|Firewatch, Campo Santo games, 2016|
Henry is a man tormented by his choices, with a feeling that he has not only made bad choices, but also doesn't know how to, or doesn't want to deal with the repercussions. This leads him to become a lookout during the summer fire season. He seeks an escape from his problems, a quiet solitude in which he can immerse himself in other tasks. He seeks an escape from his wife, who has Alzheimer's and (due to his inability to care for her) is with her parents in Australia.
|One of the few first-person games to actually give you a body to look at, so you don't feel like a floating camera|
|One of the many beautiful views|
The story threads begin with almost no consequence, a couple of troublesome campers, a stranger on the path at night. The tension builds up slowly, the two teenagers causing you more trouble, your lookout tower broken into, the telephone wires cut. It comes to a head when you find a clipboard with transcribed radio conversations, a radio, and get a knocked out for your trouble.

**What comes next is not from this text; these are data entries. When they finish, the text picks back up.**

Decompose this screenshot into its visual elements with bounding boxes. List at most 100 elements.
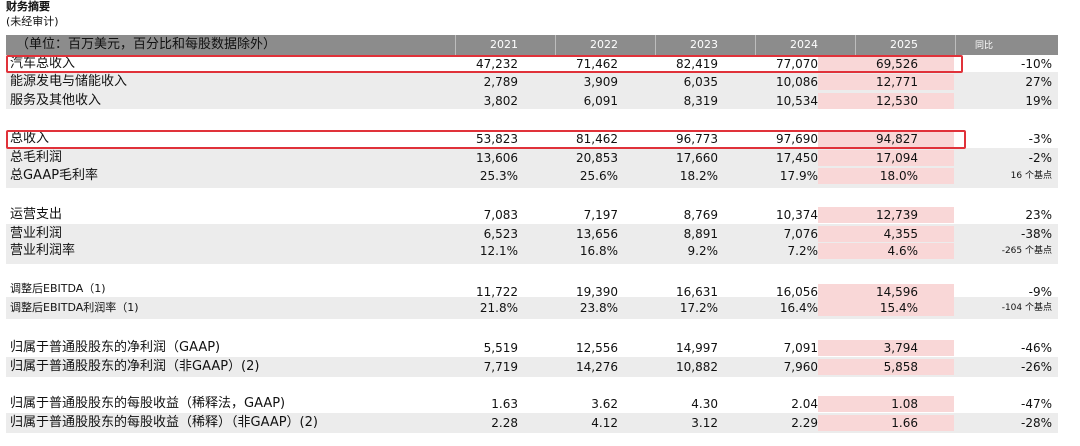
cell-2023: 96,773 [676,132,718,146]
col-header-2021: 2021 [490,38,518,51]
cell-yoy: -9% [1028,285,1052,299]
cell-2022: 6,091 [583,94,618,108]
table-row: 能源发电与储能收入 2,789 3,909 6,035 10,086 12,771 27% [6,74,1058,92]
row-label: 营业利润 [10,226,63,241]
cell-2023: 4.30 [691,397,718,411]
column-divider [955,35,956,55]
cell-yoy: -104 个基点 [1001,303,1052,313]
cell-2022: 23.8% [579,301,618,315]
cell-2022: 71,462 [576,57,618,71]
row-label: 总GAAP毛利率 [10,168,99,183]
cell-2024: 7,091 [783,341,818,355]
cell-2021: 5,519 [483,341,518,355]
cell-yoy: -26% [1020,360,1052,374]
col-header-2023: 2023 [690,38,718,51]
cell-2024: 16.4% [779,301,818,315]
cell-2023: 9.2% [687,244,719,258]
cell-2023: 17.2% [679,301,718,315]
col-header-yoy: 同比 [974,41,993,51]
highlight-auto-revenue [6,55,963,73]
cell-2021: 2.28 [491,416,518,430]
cell-yoy: 27% [1025,75,1052,89]
cell-2021: 53,823 [476,132,518,146]
cell-2025: 17,094 [818,150,954,166]
cell-2023: 3.12 [691,416,718,430]
cell-2025: 5,858 [818,359,954,375]
cell-2024: 16,056 [776,285,818,299]
cell-2023: 14,997 [676,341,718,355]
cell-2025: 94,827 [818,131,954,147]
col-header-2024: 2024 [790,38,818,51]
column-divider [555,35,556,55]
cell-2021: 13,606 [476,151,518,165]
table-row: 营业利润率 12.1% 16.8% 9.2% 7.2% 4.6% -265 个基点 [6,243,1058,261]
cell-2024: 77,070 [776,57,818,71]
cell-2021: 25.3% [479,169,518,183]
cell-2025: 14,596 [818,284,954,300]
row-label: 调整后EBITDA（1) [10,282,106,295]
cell-2022: 19,390 [576,285,618,299]
cell-2022: 3.62 [591,397,618,411]
cell-yoy: -28% [1020,416,1052,430]
col-header-2022: 2022 [590,38,618,51]
cell-2025: 12,771 [818,74,954,90]
table-row: 总GAAP毛利率 25.3% 25.6% 18.2% 17.9% 18.0% 16 个基点 [6,168,1058,186]
col-header-2025: 2025 [890,38,918,51]
table-row: 营业利润 6,523 13,656 8,891 7,076 4,355 -38% [6,226,1058,244]
cell-2024: 10,086 [776,75,818,89]
cell-2022: 25.6% [579,169,618,183]
column-divider [855,35,856,55]
table-row: 归属于普通股股东的每股收益（稀释）（非GAAP）(2) 2.28 4.12 3.12 2… [6,415,1058,433]
column-divider [455,35,456,55]
page-subtitle: (未经审计) [6,15,59,28]
table-row: 总收入 53,823 81,462 96,773 97,690 94,827 -3% [6,131,1058,149]
cell-2023: 17,660 [676,151,718,165]
row-label: 归属于普通股股东的每股收益（稀释）（非GAAP）(2) [10,415,318,430]
row-label: 汽车总收入 [10,56,76,71]
cell-2022: 3,909 [583,75,618,89]
row-label: 总毛利润 [10,150,63,165]
cell-2025: 18.0% [818,168,954,184]
cell-2024: 7.2% [787,244,819,258]
cell-yoy: -10% [1020,57,1052,71]
highlight-total-revenue [6,130,966,149]
cell-2021: 11,722 [476,285,518,299]
cell-yoy: -2% [1028,151,1052,165]
cell-2023: 8,769 [683,208,718,222]
unit-label: （单位：百万美元，百分比和每股数据除外） [16,37,277,52]
row-label: 归属于普通股股东的净利润（非GAAP）(2) [10,359,260,374]
cell-2024: 17.9% [779,169,818,183]
column-divider [655,35,656,55]
cell-2025: 4,355 [818,226,954,242]
row-label: 能源发电与储能收入 [10,74,128,89]
row-label: 服务及其他收入 [10,93,102,108]
row-band [6,413,1058,433]
table-row: 运营支出 7,083 7,197 8,769 10,374 12,739 23% [6,207,1058,225]
table-row: 归属于普通股股东的净利润（GAAP) 5,519 12,556 14,997 7,091… [6,340,1058,358]
cell-2021: 6,523 [483,227,518,241]
row-label: 调整后EBITDA利润率（1) [10,301,139,314]
cell-2023: 82,419 [676,57,718,71]
cell-2024: 97,690 [776,132,818,146]
table-row: 调整后EBITDA利润率（1) 21.8% 23.8% 17.2% 16.4% 15.4%… [6,300,1058,318]
cell-2025: 3,794 [818,340,954,356]
cell-2023: 16,631 [676,285,718,299]
cell-2025: 1.66 [818,415,954,431]
cell-2022: 81,462 [576,132,618,146]
cell-2023: 18.2% [679,169,718,183]
row-label: 营业利润率 [10,243,76,258]
cell-2021: 12.1% [479,244,518,258]
cell-2025: 1.08 [818,396,954,412]
cell-2022: 16.8% [579,244,618,258]
cell-2024: 2.04 [791,397,818,411]
row-band [6,357,1058,377]
cell-2025: 12,739 [818,207,954,223]
cell-2025: 69,526 [818,56,954,72]
cell-2021: 3,802 [483,94,518,108]
cell-yoy: -3% [1028,132,1052,146]
cell-2025: 12,530 [818,93,954,109]
cell-2025: 15.4% [818,300,954,316]
row-label: 归属于普通股股东的净利润（GAAP) [10,340,221,355]
page-title: 财务摘要 [6,0,50,13]
cell-2023: 10,882 [676,360,718,374]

After the slow burn start, now the mystery begins. It feels like an adventure, much like the trashy spy novels you find scattered around the place. Slowly you uncover this conspiracy, a remote listening post, strangers lurking in the woods, missing hikers and missing teenagers (including the two from earlier). To add to it all, a huge fire begins to spread through the forest, in the distance.
|Your map gets annotated as you explore|
The kicker of course is that the grand plotting mostly exists in the heads of Henry and Delilah, and by extension, you the player. These clues and mysteries that you find are not some big conspiracy, there's no secret recording station experimenting on forest fire lookouts, there's no vengeful killer picking off helpless hikers in the hills. The antagonist turns out to be a father, broken by his choices, unable to face the consequences of his actions, driven mad by grief and regret.
Here is the dark path laid before us, and as Errant Signal points out, a mirror to our protagonist. Another man approaching middle age who has made some terrible decisions and sought refuge in the wilderness. The difference being that Ned took his son along with him, contrary to the rules, selfishly pushing his son into activities unsuited for him, and ended up accidentally killing him. Henry's sins are less severe, but he still acts with selfishness in the introduction when he makes it difficult for his wife to take a new job, and when he rejects having children. Henry then cannot cope when his wife gets early-onset Alzheimer's, and his drinking lands him with a DUI and his wife with her family in Australia.
The finale subverts most narrative expectations, by turning the big mystery into a small one. The big conspiracy turns out to be the work of a lone man, and the burgeoning love story gets curtailed. The setup for a grand adventure turns into a small mystery, and while many will feel disappointed by this, and I did too, but not to the detriment of the experience. Without wishing to trivialise it, there's a certain Scooby Doo nature to the reveal, that there's no killer or government conspiracy but rather one bad man.
It is also surprising how much thought into choices and consequences a game can provide while it actually has very limited choice throughout. With the release of a remastered Bioshock this week it does make me compare the approaches. Both are very linear games, with minor choices throughout, and both contain thought-provoking experiences on the nature of man and the choices we make. But I feel that Firewatch makes a much better point of it, especially since it doesn't have to wear the skin of an action shooter. While the game mechanics of Bioshock undermined it's point I feel like Firewatch instead finds a very good balance.
A key example is the radio conversations, present in both games. In Bioshock they are exposition dumps, a method of communicating the plot to the player in a convenient fashion. Firewatch leaves the majority of this to the environment, filled with short notes and objects to flesh out the world. The radio is used instead as a conversation tool, a way to build your relationship with Delilah in a two-way fashion, whilst also allowing you to curate your experience of the world to her.
You can choose to be open, and tell her what you see in it's entirety, asking her help and input at every turn. Or you can take a much more minimal approach, relying on the radio conversation only when necessary, as the game gives you the option to ignore her conversations at times (she may continue talking however, but you don't need to always reply).
This gives the characters much greater depth than a one-sided speech could ever manage. The ability to respond, even in a cursory way which may have no real impact, makes it a much more rewarding experience. It takes care and good writing in order to create this illusion though, and for a negative example you could look at a game like Fallout 4, or sometimes the Mass Effect series, in which there are often examples of badly written conversations where the illusion of choice is far too apparent and so feels cheap and unrewarding.